Why the New Electricity Charges are Exorbitant and Ridiculous

By Isaac Korir / August 16, 2018



Cheap-electric-power

The public outcry over the increased cost of electricity for domestic users was certainly answered with a billing system that stirred many heads. According to an announcement made by the Energy Regulatory Commission (ERC) on July 30, 2018, the new billing system would lower the amount households spent on buying tokens. Here is how everything is ridiculous.

For one, the new billing process scrapped off the standing charges of 150 shillings a month, which was ideally what Kenyans wanted. Then it got worse. Contrary to what consumers hoped would be a reduction in bills after the exemption of the charges, they now pay more!

Customers who bought tokens from August 1st were left with frustration after receiving an unrealistically negligible number of units for the same amount of money as before.

The fixed charge might have been exempted, but the cost of each unit increased tremendously. For a consumption of up to 10kW, the price of one unit rose from 2.50 shillings to 12 shillings! As if that isn’t enough, the price of 10kW to 50kW increased from 2.50 shillings to 15.80 shillings.

Let’s do a little illustration using someone who bought tokens on two different occasions.

The first purchase he made was in March 3rd, 2018 and with 500 shillings, the number of tokens or units he received was 32.1. Then, there was no breakdown of the other charges on the message but the new change details how the billing process works. This amount was after he had paid the standing charges of 150 shillings.

In his second purchase, which was on August 8, for 500 shillings, he received 22.53 units. Here is why:

The table shows how the 22.53 units were arrived at. Apparently, the tokens are considerably less compared to the 32.1 he got before! Even if he still added the 150 shillings paid before as standing charges, he still would have gotten lesser units.

The change, based on the 10kW to 50kW process is as depicted below:

Key

REP – This is a 5% levy on the cost of the units of power consumed by a customer. Mostly, the levy is passed on to the Rural Electrification Authority (REA) for implementation of the rural electrification projects.

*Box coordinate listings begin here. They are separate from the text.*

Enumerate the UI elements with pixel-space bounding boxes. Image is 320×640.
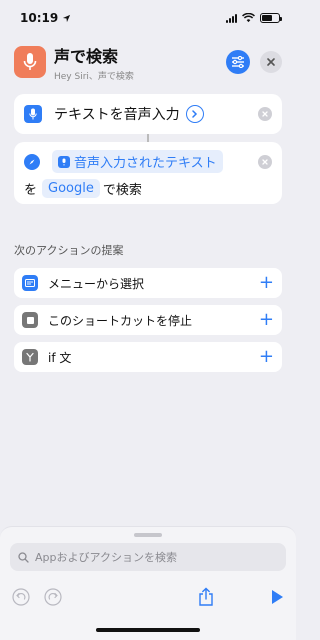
- sheet-grabber[interactable]: [134, 533, 162, 537]
- remove-action-button[interactable]: [258, 154, 272, 169]
- wifi-icon: [242, 13, 255, 23]
- close-button[interactable]: [260, 51, 282, 73]
- editor-toolbar: [0, 583, 296, 611]
- home-indicator: [96, 628, 200, 632]
- search-icon: [18, 551, 29, 563]
- microphone-icon: [58, 155, 70, 168]
- search-engine-selector[interactable]: Google: [42, 179, 100, 198]
- undo-icon[interactable]: [12, 588, 30, 606]
- search-suffix: で検索: [102, 183, 142, 198]
- action-connector: [147, 134, 149, 142]
- suggestion-label: このショートカットを停止: [48, 313, 193, 328]
- search-web-action[interactable]: 音声入力されたテキスト を Google で検索: [14, 142, 282, 204]
- close-icon: [262, 111, 268, 117]
- add-icon[interactable]: +: [259, 311, 274, 329]
- stop-icon: [22, 312, 38, 328]
- cellular-signal-icon: [226, 13, 237, 23]
- add-icon[interactable]: +: [259, 274, 274, 292]
- title-block: 声で検索 Hey Siri、声で検索: [54, 43, 226, 82]
- suggestion-stop-shortcut[interactable]: このショートカットを停止 +: [14, 305, 282, 335]
- suggestion-label: if 文: [48, 350, 72, 365]
- suggestions-heading: 次のアクションの提案: [14, 244, 124, 257]
- status-left: 10:19: [20, 11, 71, 25]
- expand-options-button[interactable]: [185, 105, 204, 123]
- status-time: 10:19: [20, 11, 59, 25]
- search-prefix: を: [24, 183, 38, 198]
- microphone-icon: [23, 53, 37, 70]
- shortcut-subtitle: Hey Siri、声で検索: [54, 71, 134, 82]
- location-arrow-icon: [63, 14, 71, 22]
- share-icon[interactable]: [198, 587, 214, 607]
- microphone-app-icon[interactable]: [14, 46, 46, 78]
- battery-icon: [260, 13, 282, 23]
- sliders-icon: [232, 56, 244, 68]
- settings-button[interactable]: [226, 50, 250, 74]
- status-bar: 10:19: [0, 0, 296, 36]
- dictated-text-variable[interactable]: 音声入力されたテキスト: [52, 150, 223, 173]
- search-placeholder: Appおよびアクションを検索: [35, 551, 177, 564]
- status-right: [226, 13, 282, 23]
- dictate-action-label: テキストを音声入力: [54, 107, 180, 123]
- safari-icon: [24, 153, 40, 170]
- share-run-group: [198, 587, 284, 607]
- dictate-text-action[interactable]: テキストを音声入力: [14, 94, 282, 134]
- undo-redo-group: [12, 588, 62, 606]
- action-search-sheet: Appおよびアクションを検索: [0, 526, 296, 640]
- branch-icon: [22, 349, 38, 365]
- play-icon[interactable]: [270, 589, 284, 605]
- search-action-row-2: を Google で検索: [24, 179, 272, 198]
- remove-action-button[interactable]: [258, 107, 272, 121]
- add-icon[interactable]: +: [259, 348, 274, 366]
- shortcut-header: 声で検索 Hey Siri、声で検索: [0, 36, 296, 88]
- shortcut-title[interactable]: 声で検索: [54, 43, 226, 67]
- redo-icon[interactable]: [44, 588, 62, 606]
- chevron-right-icon: [192, 110, 198, 118]
- close-icon: [267, 58, 275, 66]
- menu-icon: [22, 275, 38, 291]
- suggestion-if[interactable]: if 文 +: [14, 342, 282, 372]
- suggestion-choose-from-menu[interactable]: メニューから選択 +: [14, 268, 282, 298]
- microphone-icon: [24, 105, 42, 123]
- dictated-text-label: 音声入力されたテキスト: [74, 156, 217, 171]
- action-search-field[interactable]: Appおよびアクションを検索: [10, 543, 286, 571]
- search-action-row-1: 音声入力されたテキスト: [24, 150, 272, 173]
- suggestion-label: メニューから選択: [48, 276, 145, 291]
- close-icon: [262, 158, 268, 165]
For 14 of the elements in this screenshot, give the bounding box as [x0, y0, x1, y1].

WARMA – This is the levy of energy purchased from hydropower plants.

ERC – It is passed on to the Energy Regulatory Commission (ERC), the regulatory arm of the energy sector.

FUEL COST CHARGE (FCC) – This charge is the added cost or rebates to the consumers as a result of fluctuations in world prices as well as fluctuations in the quantity of oil consumed by electricity generation. The fuel cost charge lags one month behind the actual the actual price of the fuel. This money is collected by KPLC and all of it is passed on directly to electricity generation companies, who in turn pay fuel suppliers.

FOREX ADJUSTMENT (FOREX) – The foreign exchange component is related to the fluctuation of hard currencies against the Kenya Shilling for expenditure related to the power sector such as project loan repayments.

INFLATION ADJUSTMENT – These are the real prices that show the trends in the commodity price after removing the effect of general inflation.

TAX – This statutory levy of the total amount that is passed on to the Kenya Revenue Authority (KRA).

 

The billing process might seem comprehensive now, but it certainly isn’t as friendly as Kenyans wanted it to be. In fact, some of the concerns raised were that the KPLC and ERC have no constitutional mandate to review the tariff. Nonetheless, one thing remains clear for consumers, the charges are high.